At the time, he said, in part:
“This man is a pathological liar, he doesn’t know the difference between truth and lies … in a pattern that is straight out of a psychology text book, he accuses everyone of lying. ... Donald Trump is a serial philanderer and he boasts about it. This is not a secret, he is proud of being a serial philanderer."
“Whatever lie he’s telling, at that minute he believes it … the man is utterly amoral. Donald is a bully … bullies don’t come from strength they come from weakness.”
“If anyone has seen the movie ‘Back to the Future II’, the screenwriter says that he based the character Biff Tannen on Donald Trump, the caricature of a braggadocious, arrogant buffoon...We are looking, potentially, at the Biff Tannen presidency."
You can hear what Cruz said in the video below.
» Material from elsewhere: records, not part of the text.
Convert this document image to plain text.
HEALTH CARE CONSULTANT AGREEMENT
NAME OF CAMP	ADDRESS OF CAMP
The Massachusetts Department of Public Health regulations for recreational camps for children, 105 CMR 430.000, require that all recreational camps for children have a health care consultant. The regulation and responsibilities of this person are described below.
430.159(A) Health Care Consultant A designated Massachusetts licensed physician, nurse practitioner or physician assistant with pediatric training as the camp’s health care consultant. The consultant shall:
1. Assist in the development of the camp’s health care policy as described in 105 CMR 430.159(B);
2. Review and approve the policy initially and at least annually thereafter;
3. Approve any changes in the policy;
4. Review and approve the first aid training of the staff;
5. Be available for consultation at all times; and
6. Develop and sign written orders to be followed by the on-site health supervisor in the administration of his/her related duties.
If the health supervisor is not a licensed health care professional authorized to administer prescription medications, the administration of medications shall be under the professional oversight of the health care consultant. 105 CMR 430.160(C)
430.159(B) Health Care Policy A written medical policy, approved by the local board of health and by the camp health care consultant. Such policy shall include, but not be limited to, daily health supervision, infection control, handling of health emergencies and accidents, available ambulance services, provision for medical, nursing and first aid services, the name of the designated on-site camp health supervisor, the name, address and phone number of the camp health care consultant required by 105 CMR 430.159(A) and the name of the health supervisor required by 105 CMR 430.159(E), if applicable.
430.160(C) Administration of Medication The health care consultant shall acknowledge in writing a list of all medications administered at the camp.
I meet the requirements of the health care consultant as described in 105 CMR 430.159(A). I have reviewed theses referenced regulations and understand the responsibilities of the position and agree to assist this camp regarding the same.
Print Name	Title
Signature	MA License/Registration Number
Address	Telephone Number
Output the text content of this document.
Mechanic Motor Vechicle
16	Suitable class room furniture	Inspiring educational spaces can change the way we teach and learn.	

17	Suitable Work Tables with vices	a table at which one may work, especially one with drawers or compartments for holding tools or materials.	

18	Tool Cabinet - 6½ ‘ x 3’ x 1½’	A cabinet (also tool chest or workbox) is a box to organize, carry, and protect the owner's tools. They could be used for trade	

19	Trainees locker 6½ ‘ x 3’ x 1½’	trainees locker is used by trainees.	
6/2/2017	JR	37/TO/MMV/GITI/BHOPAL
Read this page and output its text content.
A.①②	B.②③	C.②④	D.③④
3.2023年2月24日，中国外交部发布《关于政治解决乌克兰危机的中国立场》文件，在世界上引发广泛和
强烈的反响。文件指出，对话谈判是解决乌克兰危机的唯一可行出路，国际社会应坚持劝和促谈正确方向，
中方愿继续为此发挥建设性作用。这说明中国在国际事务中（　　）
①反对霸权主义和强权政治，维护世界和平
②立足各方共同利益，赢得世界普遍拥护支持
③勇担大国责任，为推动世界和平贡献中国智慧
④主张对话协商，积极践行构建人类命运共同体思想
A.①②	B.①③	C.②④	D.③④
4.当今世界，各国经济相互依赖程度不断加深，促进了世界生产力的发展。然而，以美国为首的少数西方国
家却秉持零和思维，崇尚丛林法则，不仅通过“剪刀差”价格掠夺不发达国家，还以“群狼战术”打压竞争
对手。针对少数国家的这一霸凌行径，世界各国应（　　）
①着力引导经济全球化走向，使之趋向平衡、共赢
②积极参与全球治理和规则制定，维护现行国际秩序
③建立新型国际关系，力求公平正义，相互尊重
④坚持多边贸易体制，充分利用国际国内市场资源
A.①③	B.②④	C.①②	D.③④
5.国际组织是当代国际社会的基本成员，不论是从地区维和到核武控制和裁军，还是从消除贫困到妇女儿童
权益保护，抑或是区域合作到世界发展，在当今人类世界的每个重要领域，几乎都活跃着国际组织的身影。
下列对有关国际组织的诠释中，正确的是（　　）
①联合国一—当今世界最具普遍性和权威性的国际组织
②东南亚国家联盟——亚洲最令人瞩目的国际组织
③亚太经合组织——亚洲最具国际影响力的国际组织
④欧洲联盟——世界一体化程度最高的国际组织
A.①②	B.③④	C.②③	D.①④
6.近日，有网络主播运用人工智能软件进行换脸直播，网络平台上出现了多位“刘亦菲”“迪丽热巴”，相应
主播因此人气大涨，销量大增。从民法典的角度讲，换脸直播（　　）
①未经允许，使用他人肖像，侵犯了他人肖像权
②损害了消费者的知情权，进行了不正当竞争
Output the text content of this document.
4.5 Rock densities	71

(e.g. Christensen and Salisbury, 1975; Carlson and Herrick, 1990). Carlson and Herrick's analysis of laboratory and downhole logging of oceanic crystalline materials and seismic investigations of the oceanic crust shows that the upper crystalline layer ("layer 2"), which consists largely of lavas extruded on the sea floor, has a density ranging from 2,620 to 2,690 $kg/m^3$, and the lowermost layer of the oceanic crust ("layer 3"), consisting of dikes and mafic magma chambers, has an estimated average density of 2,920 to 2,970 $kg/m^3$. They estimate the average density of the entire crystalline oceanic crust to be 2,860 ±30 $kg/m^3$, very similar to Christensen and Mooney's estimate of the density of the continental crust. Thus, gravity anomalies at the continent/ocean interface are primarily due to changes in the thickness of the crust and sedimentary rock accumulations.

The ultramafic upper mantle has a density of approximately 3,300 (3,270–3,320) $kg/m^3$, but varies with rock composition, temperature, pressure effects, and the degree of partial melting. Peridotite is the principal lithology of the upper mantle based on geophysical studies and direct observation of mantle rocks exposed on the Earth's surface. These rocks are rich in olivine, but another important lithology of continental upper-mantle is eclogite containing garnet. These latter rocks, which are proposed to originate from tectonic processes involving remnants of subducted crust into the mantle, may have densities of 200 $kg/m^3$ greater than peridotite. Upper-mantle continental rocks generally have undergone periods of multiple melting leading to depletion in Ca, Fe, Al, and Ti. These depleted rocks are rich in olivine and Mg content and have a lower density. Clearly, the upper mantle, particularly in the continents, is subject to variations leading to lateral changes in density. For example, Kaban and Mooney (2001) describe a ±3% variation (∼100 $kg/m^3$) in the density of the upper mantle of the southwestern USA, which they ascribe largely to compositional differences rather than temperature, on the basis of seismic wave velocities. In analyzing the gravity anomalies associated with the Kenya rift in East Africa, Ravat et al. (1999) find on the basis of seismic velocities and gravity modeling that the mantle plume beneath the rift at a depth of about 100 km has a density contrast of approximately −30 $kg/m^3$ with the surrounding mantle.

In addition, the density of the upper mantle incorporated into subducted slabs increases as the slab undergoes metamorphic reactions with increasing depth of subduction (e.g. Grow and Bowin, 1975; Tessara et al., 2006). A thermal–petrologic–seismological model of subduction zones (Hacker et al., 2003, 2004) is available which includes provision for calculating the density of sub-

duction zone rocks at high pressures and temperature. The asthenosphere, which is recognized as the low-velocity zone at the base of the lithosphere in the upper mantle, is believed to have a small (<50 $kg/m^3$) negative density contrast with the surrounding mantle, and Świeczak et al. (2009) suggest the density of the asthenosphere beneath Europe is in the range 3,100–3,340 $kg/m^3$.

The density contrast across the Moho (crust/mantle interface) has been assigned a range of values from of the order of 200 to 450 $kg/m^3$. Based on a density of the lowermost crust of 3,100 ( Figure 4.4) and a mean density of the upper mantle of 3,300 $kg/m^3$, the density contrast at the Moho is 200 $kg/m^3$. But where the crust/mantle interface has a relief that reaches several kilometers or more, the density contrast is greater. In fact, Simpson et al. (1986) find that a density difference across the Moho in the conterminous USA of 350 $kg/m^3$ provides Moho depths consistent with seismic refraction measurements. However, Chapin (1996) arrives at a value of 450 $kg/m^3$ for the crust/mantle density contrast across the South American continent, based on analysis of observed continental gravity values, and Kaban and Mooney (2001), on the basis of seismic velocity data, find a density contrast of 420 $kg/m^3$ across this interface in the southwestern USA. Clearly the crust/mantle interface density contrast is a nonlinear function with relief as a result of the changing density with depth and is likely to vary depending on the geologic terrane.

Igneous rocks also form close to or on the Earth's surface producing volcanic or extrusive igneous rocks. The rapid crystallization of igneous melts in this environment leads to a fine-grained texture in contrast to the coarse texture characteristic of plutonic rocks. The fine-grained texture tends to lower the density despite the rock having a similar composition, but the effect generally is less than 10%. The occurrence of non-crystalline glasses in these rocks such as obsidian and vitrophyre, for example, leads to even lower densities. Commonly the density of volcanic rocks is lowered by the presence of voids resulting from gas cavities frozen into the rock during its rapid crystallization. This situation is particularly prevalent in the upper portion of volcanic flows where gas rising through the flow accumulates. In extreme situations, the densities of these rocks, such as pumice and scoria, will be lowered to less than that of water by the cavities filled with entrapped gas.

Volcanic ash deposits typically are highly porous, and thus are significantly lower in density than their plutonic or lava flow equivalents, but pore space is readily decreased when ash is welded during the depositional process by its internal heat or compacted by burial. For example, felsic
CNN also created a short video compilation of some of Cruz's previous statements on Trump, including his anger over Trump attacking his wife and children like a "sniveling coward" and his belief that Trump "has an issue with women."
Cruz's hypocrisy was swiftly called out.
The animosity between Cruz and Trump escalated further in 2016 when Trump criticized Cruz's father, Rafael Cruz, calling him "disgraceful."
At the time, Trump referenced a National Enquirer report alleging that Rafael Cruz was pictured with Lee Harvey Oswald months before the JFK assassination distributing pro-Fidel Castro pamphlets in New Orleans in 1963.
At the time, a spokesperson for Cruz's campaign dismissed the allegations, labeling the National Enquirer story as "another garbage story in a tabloid full of garbage." Other news organizations also conducted fact-checks that concluded the story was false; the claim has been widely discredited, and there is no credible evidence to support the allegations.